"YA/YA (Young Aspirations/Young
Artists), Inc. is a non-profit arts and social
service organization whose
mission is to provide educational experiences and
opportunities that empower
artistically talented inner-city youth to be
professionally self-sufficient
through creative self-expression. "
Programs like YA/YA are so important... and so are the people who donate their time and money to insure that they succeed. That's why I fully support Fancy Pony Land and the line's creator Lorna Leedy. She offered her expertise as a mentor to YA/YA's Inner-City Threads program in 2003... and continues to make fantastic designs today... I don't know about you, but I continue to be bored with what fashion is supposed to be and continue to be inspired with what fashion is... the originality of brands like Fancy Pony Land and the styles created by inner-city kids (whom I've always thought bring the best ideas to this industry) are what keep fashion alive.

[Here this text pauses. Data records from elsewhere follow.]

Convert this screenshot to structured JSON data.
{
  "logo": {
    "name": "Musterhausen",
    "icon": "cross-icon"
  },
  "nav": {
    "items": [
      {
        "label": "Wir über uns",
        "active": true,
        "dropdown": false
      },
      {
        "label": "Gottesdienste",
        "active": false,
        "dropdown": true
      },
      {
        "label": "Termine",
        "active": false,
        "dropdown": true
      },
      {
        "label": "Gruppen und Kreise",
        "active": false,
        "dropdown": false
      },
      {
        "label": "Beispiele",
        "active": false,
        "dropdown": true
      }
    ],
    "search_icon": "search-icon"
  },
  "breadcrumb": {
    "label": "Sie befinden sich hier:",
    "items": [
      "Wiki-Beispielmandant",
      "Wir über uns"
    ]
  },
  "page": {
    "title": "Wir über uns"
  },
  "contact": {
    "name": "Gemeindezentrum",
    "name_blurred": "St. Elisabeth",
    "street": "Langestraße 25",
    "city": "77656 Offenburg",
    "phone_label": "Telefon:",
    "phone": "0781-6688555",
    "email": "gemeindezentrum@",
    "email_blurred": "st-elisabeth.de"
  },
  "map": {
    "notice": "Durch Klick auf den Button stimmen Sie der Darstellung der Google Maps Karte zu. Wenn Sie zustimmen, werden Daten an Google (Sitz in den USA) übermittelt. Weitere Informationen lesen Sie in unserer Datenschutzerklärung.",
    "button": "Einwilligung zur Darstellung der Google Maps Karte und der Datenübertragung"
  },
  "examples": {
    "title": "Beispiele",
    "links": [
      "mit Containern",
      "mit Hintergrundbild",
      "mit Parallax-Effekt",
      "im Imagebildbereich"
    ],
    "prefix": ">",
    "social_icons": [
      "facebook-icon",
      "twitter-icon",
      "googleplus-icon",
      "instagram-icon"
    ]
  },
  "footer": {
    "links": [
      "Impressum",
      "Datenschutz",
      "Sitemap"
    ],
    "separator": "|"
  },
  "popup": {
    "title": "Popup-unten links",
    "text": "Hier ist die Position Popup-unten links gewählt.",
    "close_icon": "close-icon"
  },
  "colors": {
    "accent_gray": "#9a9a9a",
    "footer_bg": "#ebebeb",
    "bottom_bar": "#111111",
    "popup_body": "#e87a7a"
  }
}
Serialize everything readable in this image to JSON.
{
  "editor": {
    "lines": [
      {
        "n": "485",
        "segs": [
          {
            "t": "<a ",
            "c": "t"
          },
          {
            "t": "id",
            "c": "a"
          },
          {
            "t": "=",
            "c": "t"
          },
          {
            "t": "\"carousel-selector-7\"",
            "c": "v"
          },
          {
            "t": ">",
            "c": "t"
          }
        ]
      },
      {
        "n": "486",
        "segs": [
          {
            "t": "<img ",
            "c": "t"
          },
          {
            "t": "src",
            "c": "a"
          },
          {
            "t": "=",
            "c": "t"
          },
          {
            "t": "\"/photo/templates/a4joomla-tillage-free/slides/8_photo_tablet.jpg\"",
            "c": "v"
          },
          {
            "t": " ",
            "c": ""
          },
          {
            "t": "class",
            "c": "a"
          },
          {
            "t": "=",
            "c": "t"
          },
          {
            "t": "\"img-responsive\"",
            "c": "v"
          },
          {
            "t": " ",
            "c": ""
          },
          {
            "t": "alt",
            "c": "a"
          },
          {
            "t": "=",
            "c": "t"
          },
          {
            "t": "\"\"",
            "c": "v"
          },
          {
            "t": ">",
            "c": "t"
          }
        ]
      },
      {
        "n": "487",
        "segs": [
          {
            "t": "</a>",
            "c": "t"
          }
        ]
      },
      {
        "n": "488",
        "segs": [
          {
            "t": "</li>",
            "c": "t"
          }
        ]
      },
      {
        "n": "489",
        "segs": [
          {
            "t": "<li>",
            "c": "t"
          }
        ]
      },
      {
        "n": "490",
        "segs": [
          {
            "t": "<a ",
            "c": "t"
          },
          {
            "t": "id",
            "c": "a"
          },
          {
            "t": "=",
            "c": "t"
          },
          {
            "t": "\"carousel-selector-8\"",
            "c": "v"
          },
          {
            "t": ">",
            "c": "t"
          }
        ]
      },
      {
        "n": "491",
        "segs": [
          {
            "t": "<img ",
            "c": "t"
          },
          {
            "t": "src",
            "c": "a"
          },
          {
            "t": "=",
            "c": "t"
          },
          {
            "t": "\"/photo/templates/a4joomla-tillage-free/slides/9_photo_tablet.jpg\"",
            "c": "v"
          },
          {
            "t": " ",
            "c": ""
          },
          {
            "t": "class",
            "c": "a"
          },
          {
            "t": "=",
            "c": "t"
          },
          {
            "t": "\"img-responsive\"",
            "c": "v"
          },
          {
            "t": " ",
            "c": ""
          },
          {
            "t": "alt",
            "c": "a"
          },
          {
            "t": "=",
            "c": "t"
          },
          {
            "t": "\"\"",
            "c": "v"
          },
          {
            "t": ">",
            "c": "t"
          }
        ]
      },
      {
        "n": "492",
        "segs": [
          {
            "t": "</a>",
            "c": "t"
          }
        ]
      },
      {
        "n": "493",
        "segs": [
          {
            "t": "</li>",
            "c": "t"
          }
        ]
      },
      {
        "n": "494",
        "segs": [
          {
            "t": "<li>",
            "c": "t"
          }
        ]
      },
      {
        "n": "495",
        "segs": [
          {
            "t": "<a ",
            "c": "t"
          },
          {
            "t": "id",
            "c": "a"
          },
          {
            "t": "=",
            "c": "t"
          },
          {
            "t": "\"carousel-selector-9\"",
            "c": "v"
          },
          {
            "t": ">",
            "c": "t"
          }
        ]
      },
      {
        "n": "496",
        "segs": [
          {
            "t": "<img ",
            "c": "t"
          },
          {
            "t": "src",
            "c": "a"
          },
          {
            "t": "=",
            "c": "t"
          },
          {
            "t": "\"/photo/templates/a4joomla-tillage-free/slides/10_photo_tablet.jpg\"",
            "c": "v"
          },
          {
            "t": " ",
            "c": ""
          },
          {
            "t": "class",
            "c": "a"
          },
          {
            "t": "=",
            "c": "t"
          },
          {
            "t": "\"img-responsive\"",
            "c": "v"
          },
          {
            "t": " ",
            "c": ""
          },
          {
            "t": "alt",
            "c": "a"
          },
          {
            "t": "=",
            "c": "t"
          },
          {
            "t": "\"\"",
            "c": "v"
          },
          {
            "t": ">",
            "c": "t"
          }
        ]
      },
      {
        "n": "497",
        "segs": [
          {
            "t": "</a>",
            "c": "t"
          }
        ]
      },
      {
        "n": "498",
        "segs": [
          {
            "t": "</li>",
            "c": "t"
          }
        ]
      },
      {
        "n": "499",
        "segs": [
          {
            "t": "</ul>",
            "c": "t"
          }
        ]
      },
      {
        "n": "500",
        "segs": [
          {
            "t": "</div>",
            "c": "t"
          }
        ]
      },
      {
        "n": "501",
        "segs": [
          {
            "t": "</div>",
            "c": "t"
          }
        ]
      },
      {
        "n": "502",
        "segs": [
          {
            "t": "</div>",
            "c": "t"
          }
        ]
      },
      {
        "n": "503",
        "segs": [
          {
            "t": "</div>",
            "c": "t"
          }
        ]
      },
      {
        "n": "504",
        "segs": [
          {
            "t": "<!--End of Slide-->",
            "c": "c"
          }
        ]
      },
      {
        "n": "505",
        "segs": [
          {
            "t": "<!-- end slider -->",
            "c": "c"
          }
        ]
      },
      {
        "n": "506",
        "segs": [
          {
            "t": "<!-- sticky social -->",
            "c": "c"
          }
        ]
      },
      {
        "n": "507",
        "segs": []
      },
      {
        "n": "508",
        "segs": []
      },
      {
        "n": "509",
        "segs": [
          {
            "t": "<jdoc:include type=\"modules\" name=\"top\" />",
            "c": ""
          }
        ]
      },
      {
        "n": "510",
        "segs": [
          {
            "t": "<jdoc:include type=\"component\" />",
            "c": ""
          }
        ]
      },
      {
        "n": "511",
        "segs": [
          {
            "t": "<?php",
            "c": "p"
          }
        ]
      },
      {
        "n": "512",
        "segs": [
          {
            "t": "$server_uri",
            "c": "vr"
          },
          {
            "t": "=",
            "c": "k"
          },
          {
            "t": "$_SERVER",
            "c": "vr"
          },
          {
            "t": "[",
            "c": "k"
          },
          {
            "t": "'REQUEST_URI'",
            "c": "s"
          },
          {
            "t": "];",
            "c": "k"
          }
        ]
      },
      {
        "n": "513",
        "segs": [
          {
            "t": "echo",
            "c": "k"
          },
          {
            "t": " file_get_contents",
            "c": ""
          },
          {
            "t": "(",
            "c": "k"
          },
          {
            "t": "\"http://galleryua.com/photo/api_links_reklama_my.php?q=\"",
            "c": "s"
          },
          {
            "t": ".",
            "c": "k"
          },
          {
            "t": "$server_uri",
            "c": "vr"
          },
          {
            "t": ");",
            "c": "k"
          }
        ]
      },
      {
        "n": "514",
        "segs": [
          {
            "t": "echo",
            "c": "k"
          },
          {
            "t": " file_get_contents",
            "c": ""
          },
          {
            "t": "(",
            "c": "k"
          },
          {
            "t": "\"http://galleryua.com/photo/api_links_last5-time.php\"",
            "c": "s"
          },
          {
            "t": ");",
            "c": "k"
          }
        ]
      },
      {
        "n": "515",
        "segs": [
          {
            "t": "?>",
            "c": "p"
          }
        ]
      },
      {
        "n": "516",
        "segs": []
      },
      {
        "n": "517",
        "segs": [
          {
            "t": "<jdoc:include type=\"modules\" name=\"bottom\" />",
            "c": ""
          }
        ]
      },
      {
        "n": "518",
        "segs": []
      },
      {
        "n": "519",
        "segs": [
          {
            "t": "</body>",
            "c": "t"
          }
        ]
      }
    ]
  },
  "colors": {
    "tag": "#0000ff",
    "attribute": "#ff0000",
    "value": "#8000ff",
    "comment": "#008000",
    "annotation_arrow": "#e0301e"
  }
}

In a very contrived sense, the fashion world works like this: Trend spotters, who work for various trend spotting/ fashion companies, get paid to scour the world looking for the latest "trends". The best place to look for trends, a fashion designer and former trend spotter once told me, is on the streets. She said the kids in the cities are the ones who dictate where fashion is going... The trend spotters watch the kids, take extensive notes on their style and sell it back to the big design houses who then repackage it and sell it back to us as fashion and couture. Now I'm not saying every trend comes about this way, and I'm not putting down the concept of trend spotting or what it can do for haute couture. But like most things, fashion is simple and the ideas that seem so large and exciting on the runway are just as large and exiting in the places from which they originated... I guess it just depends on where you want to look, and who you want to support.